ASPEED also offers the benefit of being complementary with grid solutions where firms get the benefits of Intel-based distributed processing today, even before they pick their grid strategy.
WFS: How so?
RD: ASPEED allows legacy, single-threaded apps to run in multiple instances, dynamically balancing the right number of instances for the number of compute resources available. Paired with Intel’s quad-core Xeon processor, you get the most compute resources available per CPU today. Servers based on the new, low power, quad-core processors are designed for dense Internet datacenters with blade servers where the scale and density of servers are highly sensitive to power, real estate and cooling costs.
WFS: It’s not just performance though, is it? What’s Intel doing to deliver energy efficient solutions?
RD: Intel has energy-efficient, 50-watt server processors that represent a 35- to nearly 60-percent decrease in power from our existing 80- and 120-watt quad-core server products. These new processors represent a nearly ten-fold improvement in power consumption per core, compared to 64-bit Intel® Xeon® Processors at 110W per core just 18 months ago.
As firms focus on reducing electricity bills and cooling costs associated with computing, these new processors, while requiring just 12.5 watts of power for each of the four cores or processing engines, deliver similar performance yet set a new standard in energy efficiency.
WFS: How does Intel view the convergence of virtualization, grid computing and high-performance computing?
RD: Financial firms have dedicated HPC resources to handle the compute-intensive applications such as mathematical algorithms and modeling.

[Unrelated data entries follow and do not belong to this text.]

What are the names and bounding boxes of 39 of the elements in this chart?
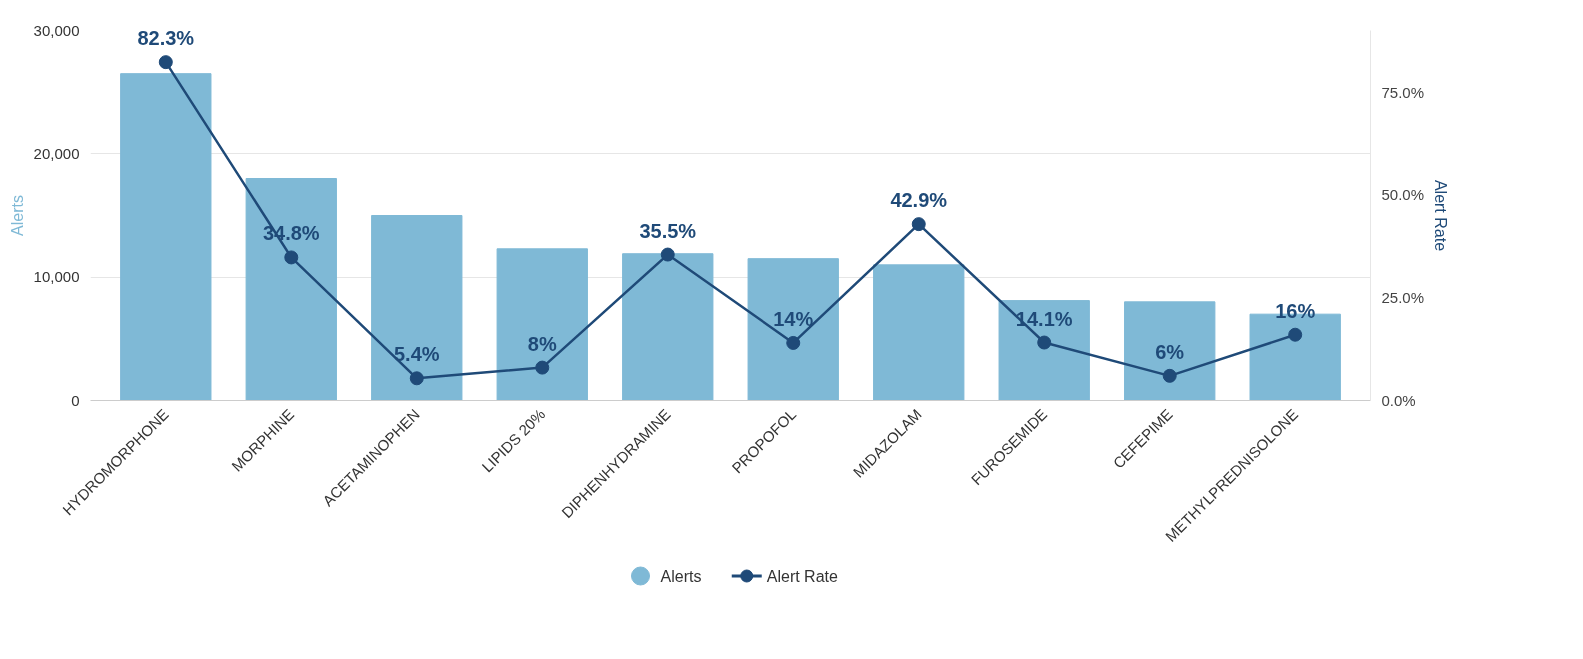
bar xyxy=(120,73,212,401)
bar xyxy=(1124,301,1216,401)
bar xyxy=(496,248,588,401)
data-label: 14% xyxy=(773,307,814,330)
point xyxy=(535,360,550,375)
point xyxy=(284,250,299,265)
y2-tick-label: 75.0% xyxy=(1381,83,1425,101)
bar xyxy=(747,258,839,401)
data-label: 6% xyxy=(1155,340,1185,363)
point xyxy=(158,55,173,70)
data-label: 82.3% xyxy=(137,27,195,50)
data-label: 42.9% xyxy=(890,189,948,212)
y-tick-label: 10,000 xyxy=(33,268,80,286)
y-tick-label: 30,000 xyxy=(33,21,80,39)
bar xyxy=(245,178,337,401)
legend-label: Alerts xyxy=(660,567,702,585)
data-label: 14.1% xyxy=(1015,307,1073,330)
y-axis-title: Alerts xyxy=(8,195,26,236)
point xyxy=(911,217,926,232)
point xyxy=(660,247,675,262)
data-label: 35.5% xyxy=(639,219,697,242)
y2-tick-label: 0.0% xyxy=(1381,392,1416,409)
point xyxy=(786,335,801,350)
y2-tick-label: 25.0% xyxy=(1381,289,1425,307)
bar xyxy=(998,300,1090,401)
point xyxy=(1288,327,1303,342)
y2-tick-label: 50.0% xyxy=(1381,186,1425,204)
data-label: 8% xyxy=(527,332,557,355)
legend-label: Alert Rate xyxy=(766,567,838,585)
point xyxy=(409,371,424,386)
y2-axis-title: Alert Rate xyxy=(1432,179,1450,252)
y-tick-label: 20,000 xyxy=(33,144,80,162)
bar xyxy=(622,253,714,401)
point xyxy=(1037,335,1052,350)
data-label: 5.4% xyxy=(393,343,440,366)
y-tick-label: 0 xyxy=(71,391,80,409)
point xyxy=(1162,368,1177,383)
bar xyxy=(371,215,463,401)
bar xyxy=(873,264,965,401)
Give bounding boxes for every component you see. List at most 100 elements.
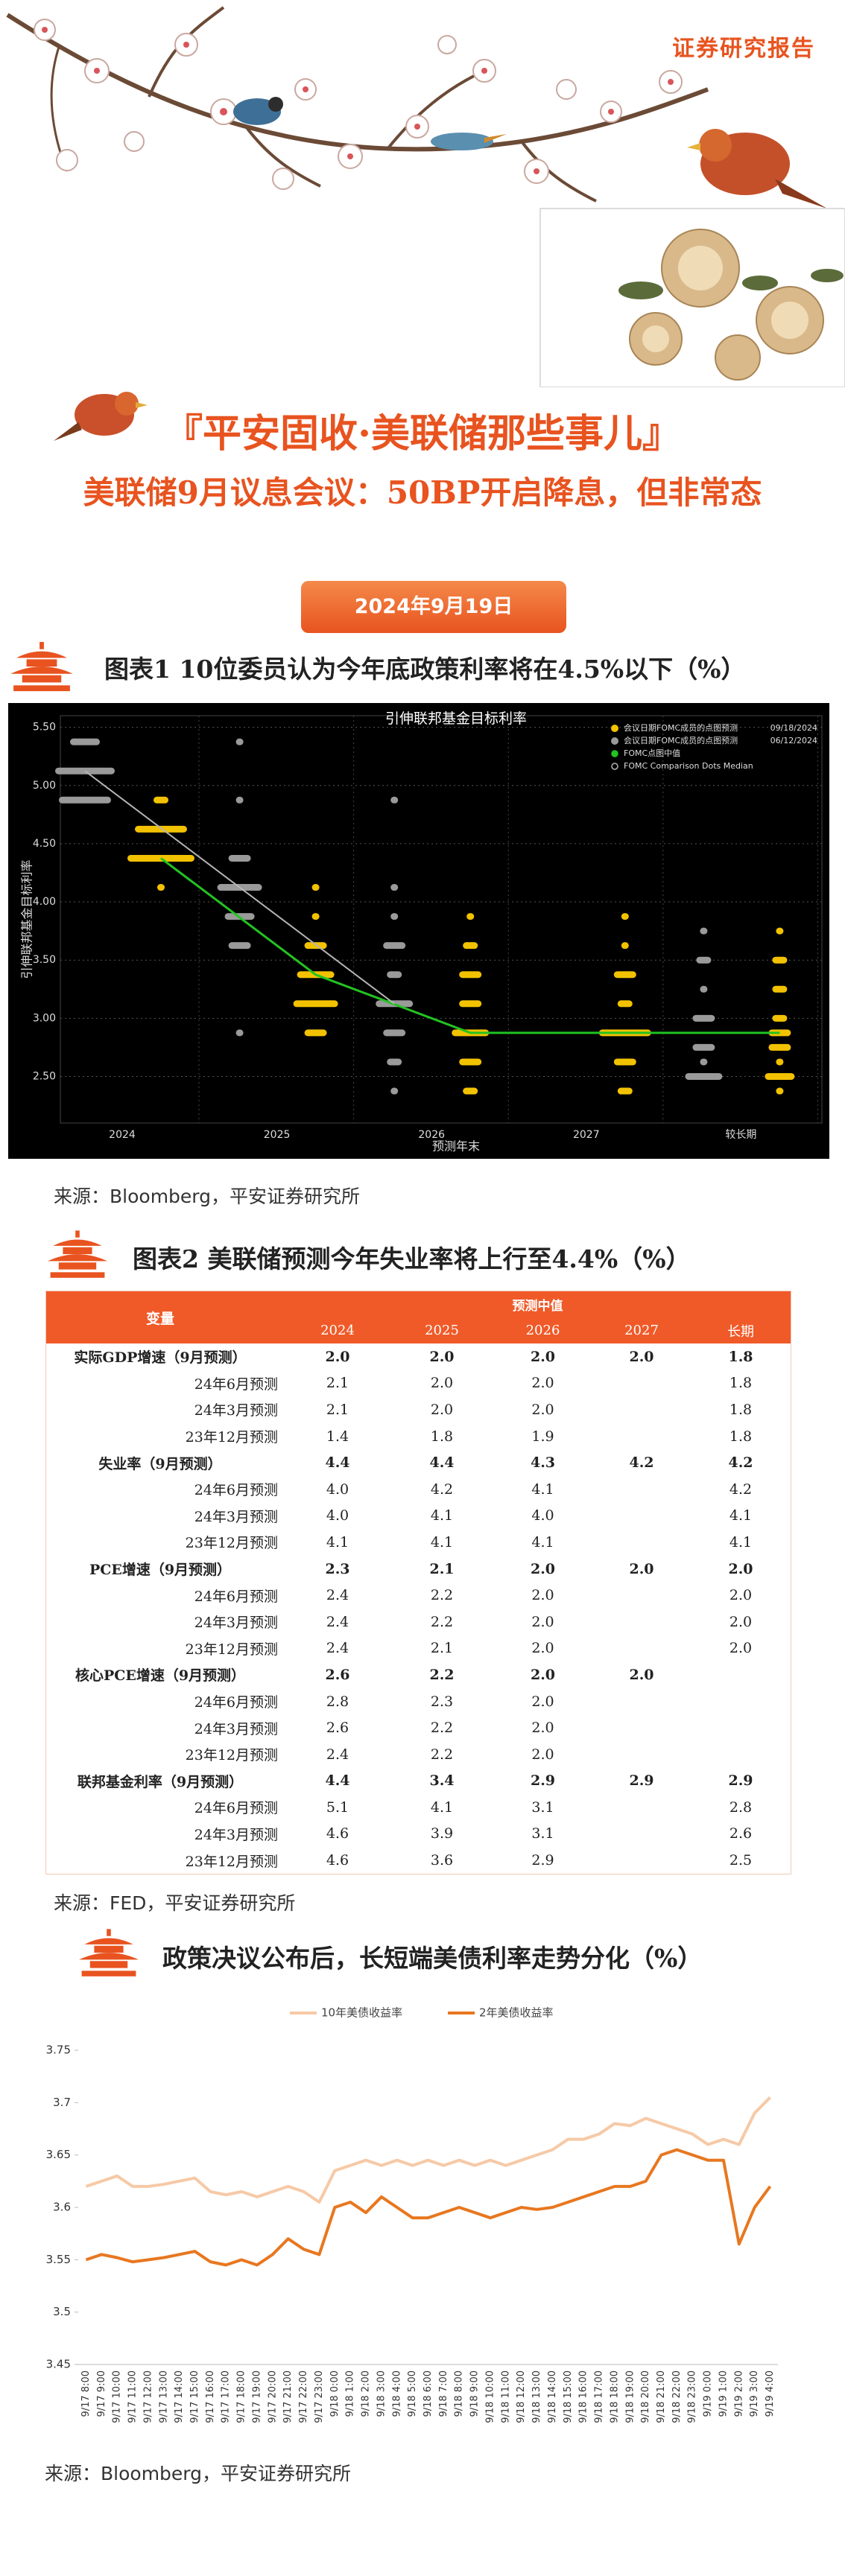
x-tick-label: 9/18 6:00 (422, 2370, 434, 2417)
section-heading: 图表2 美联储预测今年失业率将上行至4.4%（%） (133, 1244, 691, 1273)
sub-row: 24年6月预测 2.8 2.3 2.0 (46, 1688, 791, 1715)
table-cell: 2.0 (530, 1666, 556, 1683)
dot-group (613, 971, 636, 979)
dot-group (772, 985, 788, 993)
date-badge: 2024年9月19日 (301, 581, 566, 633)
x-tick-label: 9/19 3:00 (749, 2370, 760, 2417)
table-cell: 2.0 (531, 1693, 554, 1710)
row-label: 24年3月预测 (194, 1826, 278, 1843)
row-label: 24年6月预测 (194, 1588, 278, 1605)
dot-group (617, 1000, 633, 1008)
section-icon (10, 642, 73, 692)
row-label: 23年12月预测 (185, 1429, 278, 1446)
table-cell: 2.0 (531, 1375, 554, 1392)
table-cell: 3.6 (430, 1852, 454, 1869)
x-tick-label: 9/18 12:00 (516, 2370, 527, 2423)
x-tick-label: 9/17 21:00 (282, 2370, 294, 2423)
row-label: 24年3月预测 (194, 1508, 278, 1525)
x-tick-label: 9/18 22:00 (671, 2370, 683, 2423)
table-cell: 2.4 (326, 1640, 349, 1657)
dot-group (772, 1014, 788, 1022)
table-cell: 4.6 (326, 1852, 349, 1869)
dot-group (390, 913, 399, 920)
row-label: 24年6月预测 (194, 1482, 278, 1499)
header-row: 2024 2025 2026 2027 长期 (46, 1317, 791, 1343)
table-cell: 1.8 (430, 1428, 454, 1445)
x-tick-label: 9/17 23:00 (314, 2370, 325, 2423)
dot-group (383, 942, 406, 950)
x-tick-label: 9/18 13:00 (531, 2370, 542, 2423)
x-tick-label: 9/18 2:00 (361, 2370, 372, 2417)
header-cell: 2025 (390, 1317, 493, 1343)
header-cell: 变量 (46, 1291, 285, 1343)
dot-group (776, 1058, 784, 1066)
doc-title: 『平安固收·美联储那些事儿』 (163, 411, 682, 457)
table-cell (691, 1741, 791, 1768)
table-cell (592, 1635, 691, 1662)
dot-group (765, 1072, 795, 1080)
table-cell: 2.0 (530, 1560, 556, 1577)
x-tick-label: 9/19 0:00 (703, 2370, 714, 2417)
dot-group (459, 1058, 482, 1066)
row-label: 24年6月预测 (194, 1376, 278, 1393)
table-cell: 2.4 (326, 1587, 349, 1604)
x-tick-label: 9/18 3:00 (376, 2370, 387, 2417)
y-tick-label: 3.5 (53, 2305, 71, 2318)
sub-row: 24年3月预测 4.0 4.1 4.0 4.1 (46, 1503, 791, 1530)
table-cell: 2.2 (429, 1666, 455, 1683)
table-cell (592, 1688, 691, 1715)
y-tick-label: 3.50 (33, 954, 56, 966)
table-cell: 2.0 (531, 1613, 554, 1630)
x-tick-label: 9/18 15:00 (563, 2370, 574, 2423)
legend-marker (611, 725, 618, 732)
table-cell: 2.0 (729, 1640, 753, 1657)
x-tick-label: 9/17 9:00 (96, 2370, 107, 2417)
table-cell: 4.4 (325, 1772, 350, 1790)
legend-marker (611, 750, 618, 757)
table-cell: 2.9 (531, 1852, 554, 1869)
table-cell: 2.6 (729, 1825, 753, 1842)
dot-group (235, 1029, 244, 1037)
header-cell: 长期 (691, 1317, 791, 1343)
row-label: PCE增速（9月预测） (89, 1562, 232, 1579)
table-cell: 2.0 (629, 1348, 654, 1365)
sub-row: 23年12月预测 2.4 2.2 2.0 (46, 1741, 791, 1768)
table-cell: 1.8 (729, 1428, 753, 1445)
dot-group (768, 1043, 791, 1051)
dot-group (621, 942, 629, 950)
x-tick-label: 9/18 9:00 (469, 2370, 481, 2417)
table-cell: 2.0 (430, 1401, 454, 1418)
y-tick-label: 2.50 (33, 1070, 56, 1082)
x-tick-label: 9/18 17:00 (594, 2370, 605, 2423)
table-cell: 2.2 (430, 1720, 454, 1737)
dot-group (776, 927, 784, 935)
table-cell: 4.6 (326, 1825, 349, 1842)
table-cell: 3.9 (430, 1825, 454, 1842)
table-cell: 2.9 (530, 1772, 556, 1790)
table-cell: 4.4 (429, 1454, 455, 1472)
legend-label: FOMC点图中值 (624, 748, 680, 758)
dot-group (772, 956, 788, 964)
x-tick-label: 9/18 0:00 (329, 2370, 341, 2417)
x-tick-label: 9/17 16:00 (205, 2370, 216, 2423)
table-cell: 2.0 (729, 1613, 753, 1630)
table-cell (592, 1794, 691, 1821)
dot-group (390, 884, 399, 891)
sub-row: 24年3月预测 4.6 3.9 3.1 2.6 (46, 1821, 791, 1848)
table-cell: 1.4 (326, 1428, 349, 1445)
x-tick-label: 9/18 11:00 (500, 2370, 511, 2423)
table-cell: 4.0 (531, 1507, 554, 1524)
x-tick-label: 9/18 4:00 (391, 2370, 402, 2417)
sub-row: 23年12月预测 2.4 2.1 2.0 2.0 (46, 1635, 791, 1662)
legend-marker (611, 763, 618, 770)
table-cell: 2.0 (429, 1348, 455, 1365)
y-tick-label: 3.45 (46, 2358, 71, 2371)
x-tick-label: 9/18 18:00 (609, 2370, 620, 2423)
table-cell: 2.5 (729, 1852, 753, 1869)
section-heading: 政策决议公布后，长短端美债利率走势分化（%） (162, 1944, 703, 1973)
x-tick-label: 较长期 (725, 1129, 756, 1141)
group-row: 失业率（9月预测） 4.4 4.4 4.3 4.2 4.2 (46, 1449, 791, 1476)
dot-group (613, 1058, 636, 1066)
dot-group (390, 1087, 399, 1095)
legend-date: 09/18/2024 (770, 723, 817, 733)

They also look to virtualization to share resources in an SOA/grid model. In both cases, Wall Street demands more compute cycles in the same power per square foot envelope and Intel’s quad-core Xeon CPUs are out in front on that.
WFS: How can Intel help with performance around Microsoft?
RD: Microsoft’s financial Longhorn/Viridian/Vanderpool with Virtual Server running on a new Intel Xeon Quad core 4-way will enable users more flexibility when using Excel to analyze large enterprise-customer revenue and discounting trends. Those Excel books take hours to process on normal laptops and desktops but process nearly instantly when enough large hardware can be provisioned.
With new technologies in the virtualization space, the solution will enable more flexibility to step up power as needed for key financial analysts working round the clock.
WFS: Speaking of clocks, we’re out of time. Thank you, both.